Seniors' favorite board game: Sorry....I forgot
Post# of 123736
We'll be friends until we're old and senile.....
Then we'll be new friends.
Why did the senior cross the road ?
He forgot where he parked his car.
I don't travel anymore. I'm where I want to be.
I'm not feeling well
I don't know if it's Covid, Sars, Bird Flu, Swine Flu, Mers, Ebola, Asian Flu, Spanish Flu, Russian Flu,
or the 4 pounds of bacon I ate
This was an odd year.
Next year will get even though.
I don't support Biden, but I would never denigrate his supporters.
If you're a Biden supporter, "denigrate" means "to put down."
Looking for a wife
A guy advertised online for a wife.
He got 200 replies in the first hour.
Most of them said “You can have mine.”
A little old man was escorted into the witness box. After he was sworn in, the lawyer asked him to explain what happened.
After a lengthy discussion of the events leading up to the incident, he finally got around to the meat of the case: "...and then she hit me with a maple leaf."
"Surely that couldn't have caused you any serious injury?" said the lawyer.
"Are you kidding?" exclaimed the old man. "It was the leaf from the center of our dining room table."
A man in an interrogation room says,
“I’m not saying a word without my lawyer present.”
Cop: You are the lawyer.
Lawyer: Exactly, so where’s my present?
A doctor told Donald Trump he has Acute Narcissistic Personality Disorder.
Trump said "It's not just cute, it's **the cutest** narcissistic personality disorder in the world. Believe me."
This guy asked me what I did for a living.
I said, "breathe in, breathe out."
I thought about cleaning the house, but then I
thought...........................what has the house done for me lately ?
The only instant messaging I do is with my middle finger.
Joe Biden is doing the work of three men.
Larry, Curley and Moe.
Faced with hard times, the company offered a bonus of one thousand dollars to any employee who could come up with a way of saving money.
The bonus went to a young woman in accounting who suggested limiting future bonuses to ten dollars.
Shout out to my golfing buddies.................
.......................cuz that's the only way they can hear me.

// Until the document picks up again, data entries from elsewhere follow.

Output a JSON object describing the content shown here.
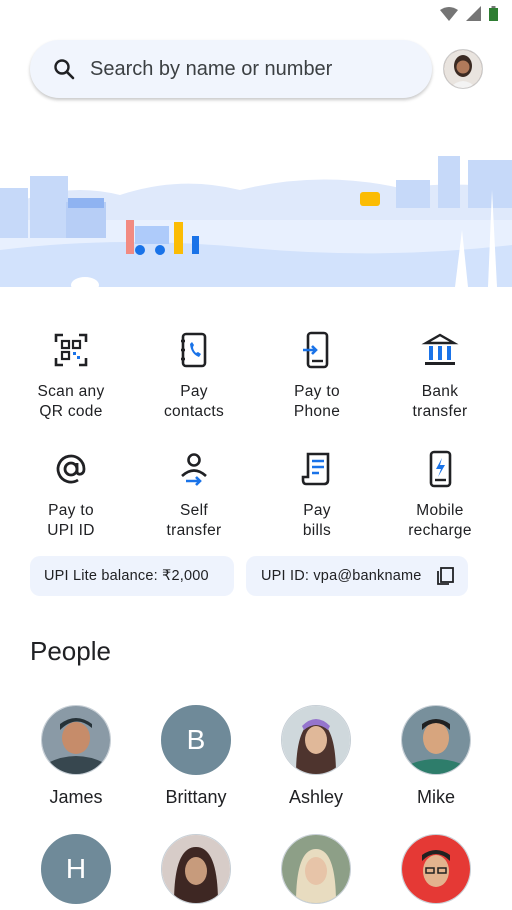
{
  "search": {
    "placeholder": "Search by name or number"
  },
  "actions": [
    {
      "label": "Scan any\nQR code",
      "icon": "qr-scan-icon"
    },
    {
      "label": "Pay\ncontacts",
      "icon": "contacts-icon"
    },
    {
      "label": "Pay to\nPhone",
      "icon": "phone-icon"
    },
    {
      "label": "Bank\ntransfer",
      "icon": "bank-icon"
    },
    {
      "label": "Pay to\nUPI ID",
      "icon": "at-icon"
    },
    {
      "label": "Self\ntransfer",
      "icon": "self-transfer-icon"
    },
    {
      "label": "Pay\nbills",
      "icon": "bill-icon"
    },
    {
      "label": "Mobile\nrecharge",
      "icon": "mobile-recharge-icon"
    }
  ],
  "chips": {
    "lite_balance": "UPI Lite balance: ₹2,000",
    "upi_id": "UPI ID: vpa@bankname"
  },
  "people": {
    "title": "People",
    "contacts": [
      {
        "name": "James",
        "initial": ""
      },
      {
        "name": "Brittany",
        "initial": "B"
      },
      {
        "name": "Ashley",
        "initial": ""
      },
      {
        "name": "Mike",
        "initial": ""
      },
      {
        "name": "",
        "initial": "H"
      },
      {
        "name": "",
        "initial": ""
      },
      {
        "name": "",
        "initial": ""
      },
      {
        "name": "",
        "initial": ""
      }
    ]
  },
  "colors": {
    "accent": "#1a73e8",
    "chip_bg": "#eef3fd",
    "initial_avatar": "#6f8a99"
  }
}
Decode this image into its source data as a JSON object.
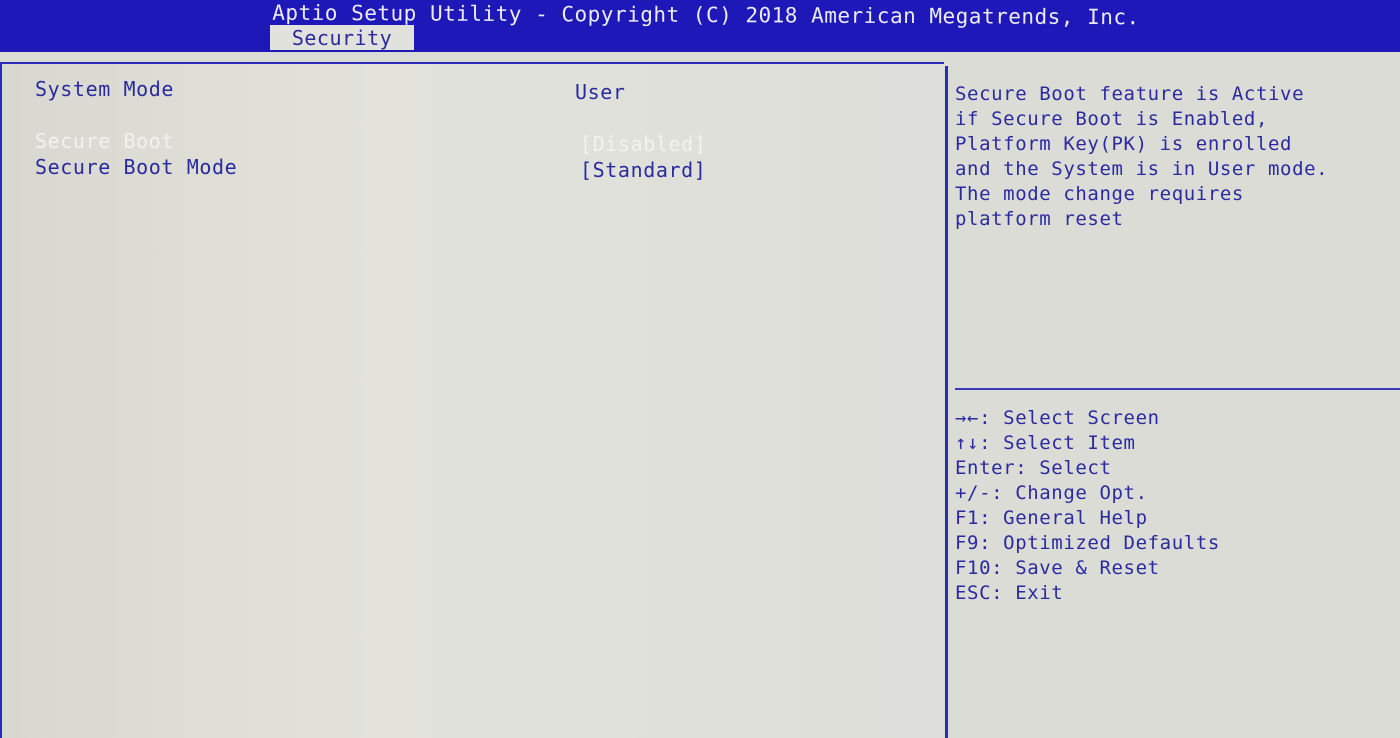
{
  "header": {
    "title": "Aptio Setup Utility - Copyright (C) 2018 American Megatrends, Inc.",
    "tabs": [
      {
        "label": "Security"
      }
    ]
  },
  "main": {
    "rows": [
      {
        "label": "System Mode",
        "value": "User"
      },
      {
        "label": "Secure Boot",
        "value": "[Disabled]"
      },
      {
        "label": "Secure Boot Mode",
        "value": "[Standard]"
      }
    ]
  },
  "help": {
    "lines": [
      "Secure Boot feature is Active",
      "if Secure Boot is Enabled,",
      "Platform Key(PK) is enrolled",
      "and the System is in User mode.",
      "The mode change requires",
      "platform reset"
    ]
  },
  "keys": {
    "lines": [
      "→←: Select Screen",
      "↑↓: Select Item",
      "Enter: Select",
      "+/-: Change Opt.",
      "F1: General Help",
      "F9: Optimized Defaults",
      "F10: Save & Reset",
      "ESC: Exit"
    ]
  },
  "colors": {
    "header_bg": "#1e18b8",
    "panel_bg": "#dcdcd6",
    "text": "#2a2aa0",
    "highlight_text": "#f2f2ee"
  }
}
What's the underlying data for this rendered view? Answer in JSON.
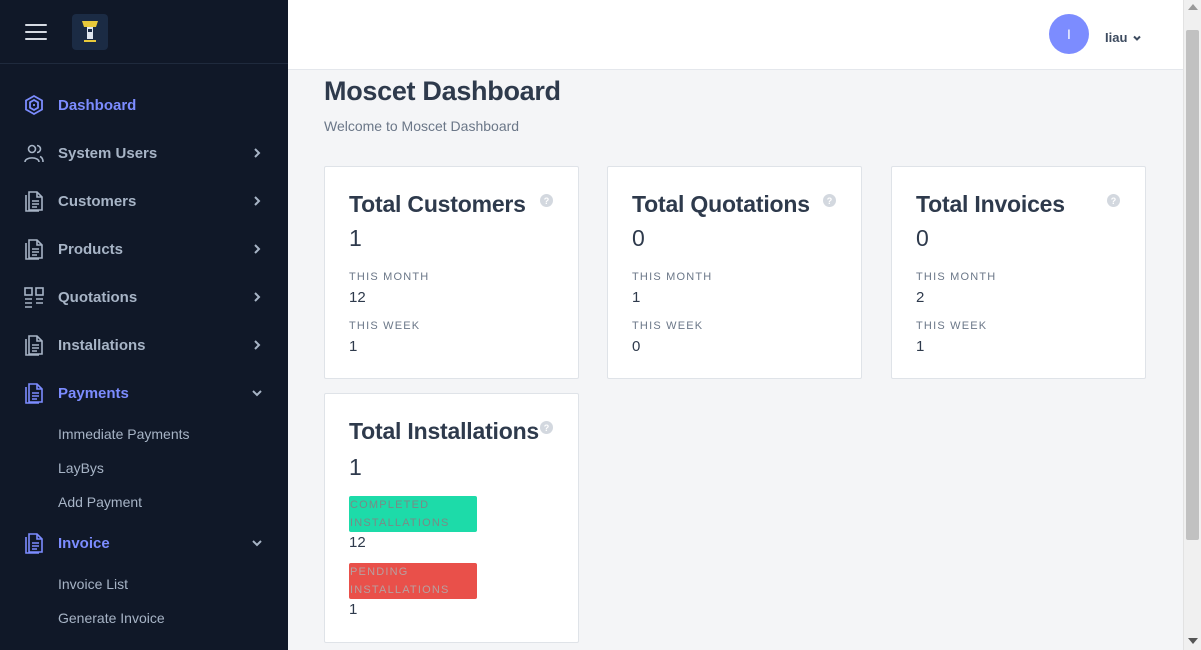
{
  "sidebar": {
    "items": [
      {
        "label": "Dashboard",
        "icon": "dashboard-icon"
      },
      {
        "label": "System Users",
        "icon": "users-icon"
      },
      {
        "label": "Customers",
        "icon": "document-icon"
      },
      {
        "label": "Products",
        "icon": "document-icon"
      },
      {
        "label": "Quotations",
        "icon": "grid-icon"
      },
      {
        "label": "Installations",
        "icon": "document-icon"
      },
      {
        "label": "Payments",
        "icon": "document-icon"
      },
      {
        "label": "Invoice",
        "icon": "document-icon"
      }
    ],
    "payments_sub": [
      "Immediate Payments",
      "LayBys",
      "Add Payment"
    ],
    "invoice_sub": [
      "Invoice List",
      "Generate Invoice"
    ]
  },
  "header": {
    "avatar_initial": "I",
    "username": "Iiau"
  },
  "main": {
    "title": "Moscet Dashboard",
    "subtitle": "Welcome to Moscet Dashboard",
    "cards": [
      {
        "title": "Total Customers",
        "value": "1",
        "this_month_label": "THIS MONTH",
        "this_month": "12",
        "this_week_label": "THIS WEEK",
        "this_week": "1"
      },
      {
        "title": "Total Quotations",
        "value": "0",
        "this_month_label": "THIS MONTH",
        "this_month": "1",
        "this_week_label": "THIS WEEK",
        "this_week": "0"
      },
      {
        "title": "Total Invoices",
        "value": "0",
        "this_month_label": "THIS MONTH",
        "this_month": "2",
        "this_week_label": "THIS WEEK",
        "this_week": "1"
      }
    ],
    "installations": {
      "title": "Total Installations",
      "value": "1",
      "completed_label": "COMPLETED INSTALLATIONS",
      "completed": "12",
      "pending_label": "PENDING INSTALLATIONS",
      "pending": "1"
    }
  },
  "colors": {
    "sidebar_bg": "#101828",
    "accent": "#7c8cff",
    "completed": "#1ddba9",
    "pending": "#e9504a"
  }
}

I'm rich.....................................
Silver in my hair, gold in my teeth, crystals in my kidney, and sugar in my blood.

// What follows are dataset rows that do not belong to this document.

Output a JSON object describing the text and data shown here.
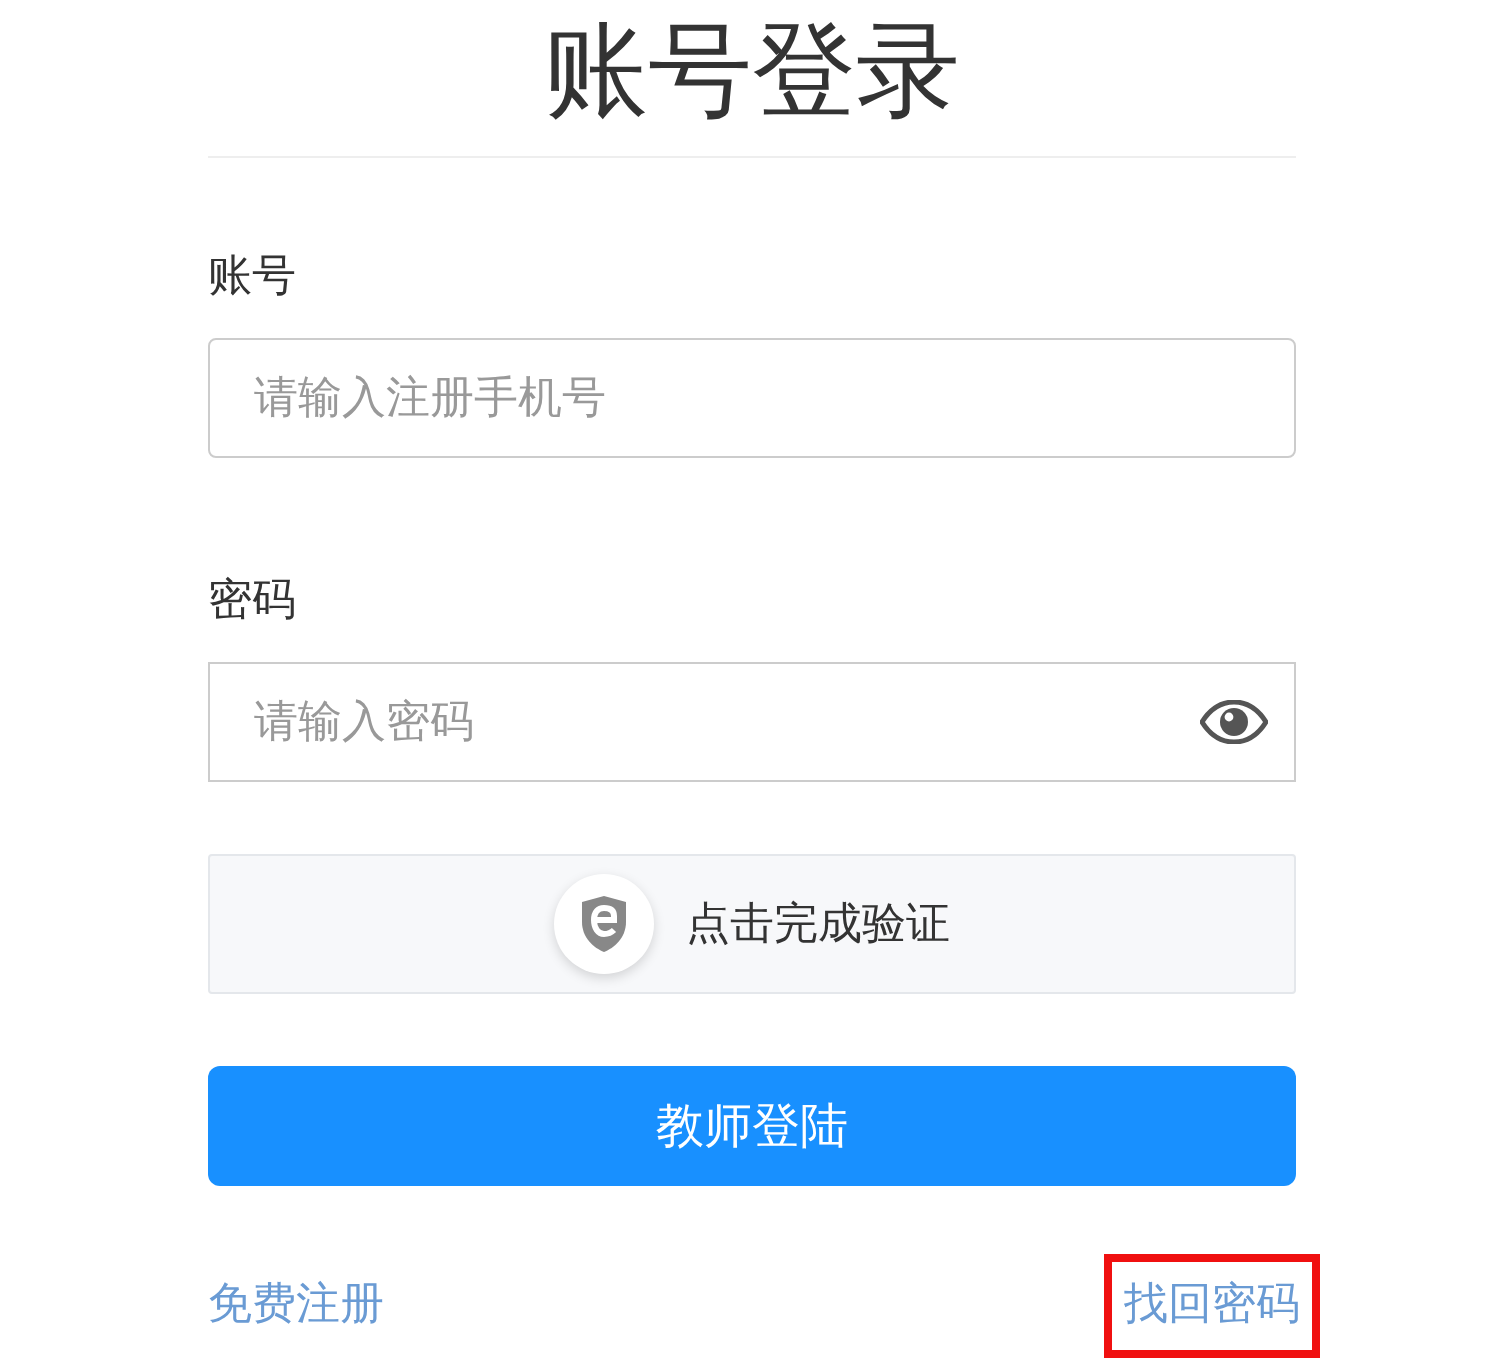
{
  "title": "账号登录",
  "fields": [
    {
      "label": "账号",
      "placeholder": "请输入注册手机号",
      "kind": "text"
    },
    {
      "label": "密码",
      "placeholder": "请输入密码",
      "kind": "password"
    }
  ],
  "captcha": {
    "label": "点击完成验证"
  },
  "submit": {
    "label": "教师登陆"
  },
  "links": [
    {
      "label": "免费注册",
      "highlighted": false
    },
    {
      "label": "找回密码",
      "highlighted": true
    }
  ]
}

My wife got me to stop chewing my nails.
She hid my teeth.
It took all this time to get my head together.
Now my body is falling apart.
How are Kobe Bryant and Melania Trump similar?
They both got rich by playing with orange balls.
What do you call a bunch of chess players bragging about their games in a hotel lobby?
Chess nuts boasting in an open foyer.
What's fat, orange and that everyone avoids?
A Traffic Cone!
What did you expect me to say....
I was getting my hair cut at a neighborhood shop, and I asked the barber when would be the best time to bring in my two-year-old son.
Without hesitation, the barber answered, "When he's four."
A Sunday school teacher said to the children, "We have been learning how powerful kings and queens were in Bible times.
But, there is a Higher Power. Can anybody tell me what it is?"
One child blurted out, "Aces!"
I play on a senior hockey team.
The other night I scored three goals ( a geri-hat-trick ).
As a former pastry chef, I know that old age can
really crepe up on you.
Doctor (to me): "Age got muffin on you."
I have a structured retirement..................
( a rigid nap schedule).
At my age, I turn down the lights to be
economical....................not to be romantic.